When she became distressed by her daughter's choices, Angela says she consulted a psychologist, who told her to throw her daughter out of the house.

"Maybe she wouldn't have had so many kids then, but she is a grown woman," Angela said. "I feel responsible and I didn't want to throw her out."

Yolanda Garcia, a former caregiver for Nadya's three-year-old autistic son, said Nadya seemed happy to have a large number of children and said she wanted a total of 12 kids.

"She told me that all of her kids were through in vitro, and I said 'Gosh, how can you afford that and go to school at the same time?"' Garcia told the Long Beach Press-Telegram. "And she said it's because she got paid for it."

Garcia was unable to provide details about how Nadya may have been paid to have children.

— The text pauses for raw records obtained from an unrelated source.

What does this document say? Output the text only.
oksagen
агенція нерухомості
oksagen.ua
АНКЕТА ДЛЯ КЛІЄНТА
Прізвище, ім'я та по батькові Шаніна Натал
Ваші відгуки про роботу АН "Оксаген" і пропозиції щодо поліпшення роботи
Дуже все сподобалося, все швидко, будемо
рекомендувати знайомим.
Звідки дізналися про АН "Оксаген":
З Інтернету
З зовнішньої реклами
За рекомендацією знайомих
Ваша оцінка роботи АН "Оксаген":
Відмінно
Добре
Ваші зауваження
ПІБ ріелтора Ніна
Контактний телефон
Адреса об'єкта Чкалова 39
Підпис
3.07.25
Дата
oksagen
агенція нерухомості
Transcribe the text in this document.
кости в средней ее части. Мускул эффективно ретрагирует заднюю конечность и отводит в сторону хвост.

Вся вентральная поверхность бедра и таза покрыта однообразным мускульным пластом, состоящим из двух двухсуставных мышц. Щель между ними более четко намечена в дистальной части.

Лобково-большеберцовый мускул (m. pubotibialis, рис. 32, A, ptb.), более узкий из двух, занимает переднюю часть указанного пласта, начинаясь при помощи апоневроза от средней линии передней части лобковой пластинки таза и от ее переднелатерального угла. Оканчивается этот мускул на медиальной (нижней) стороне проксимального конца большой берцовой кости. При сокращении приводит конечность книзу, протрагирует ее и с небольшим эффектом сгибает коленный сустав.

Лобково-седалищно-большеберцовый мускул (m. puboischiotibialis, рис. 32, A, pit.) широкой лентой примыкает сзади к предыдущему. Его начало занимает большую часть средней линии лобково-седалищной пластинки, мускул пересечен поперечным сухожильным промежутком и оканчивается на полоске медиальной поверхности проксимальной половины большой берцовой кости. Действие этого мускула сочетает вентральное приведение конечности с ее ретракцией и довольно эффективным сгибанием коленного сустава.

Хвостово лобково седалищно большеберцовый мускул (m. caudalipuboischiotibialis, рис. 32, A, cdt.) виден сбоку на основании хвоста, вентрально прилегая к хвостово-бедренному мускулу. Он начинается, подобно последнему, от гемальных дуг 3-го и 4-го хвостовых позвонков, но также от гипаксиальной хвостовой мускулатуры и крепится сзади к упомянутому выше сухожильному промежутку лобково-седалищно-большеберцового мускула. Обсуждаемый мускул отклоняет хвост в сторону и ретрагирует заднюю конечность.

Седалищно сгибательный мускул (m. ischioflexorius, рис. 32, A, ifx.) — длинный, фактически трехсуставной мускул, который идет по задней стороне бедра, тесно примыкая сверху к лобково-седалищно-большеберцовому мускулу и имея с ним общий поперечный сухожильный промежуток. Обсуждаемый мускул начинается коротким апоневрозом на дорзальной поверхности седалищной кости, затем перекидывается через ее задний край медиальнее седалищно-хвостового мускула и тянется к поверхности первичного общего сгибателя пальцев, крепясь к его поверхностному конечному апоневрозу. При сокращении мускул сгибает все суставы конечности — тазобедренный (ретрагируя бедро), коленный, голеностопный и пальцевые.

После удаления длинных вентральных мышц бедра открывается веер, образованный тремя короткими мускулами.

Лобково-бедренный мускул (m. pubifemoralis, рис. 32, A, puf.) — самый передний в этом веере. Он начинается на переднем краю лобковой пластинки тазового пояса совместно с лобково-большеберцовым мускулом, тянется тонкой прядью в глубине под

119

According to the Press-Telegram report, Nadya Suleman got a degree in child and adolescent development from California State University in Fullerton in 2006. According to a university spokesperson, Suleman was studying for a master's degree in counselling as late as last spring.

Suleman's fertility doctor has not been named, nor has the identity of the sperm donor that fathered the children been revealed.

Birth certificates for the four oldest children list a David Solomon as the father, according to The Associated Press, which did not locate certificates for the other children.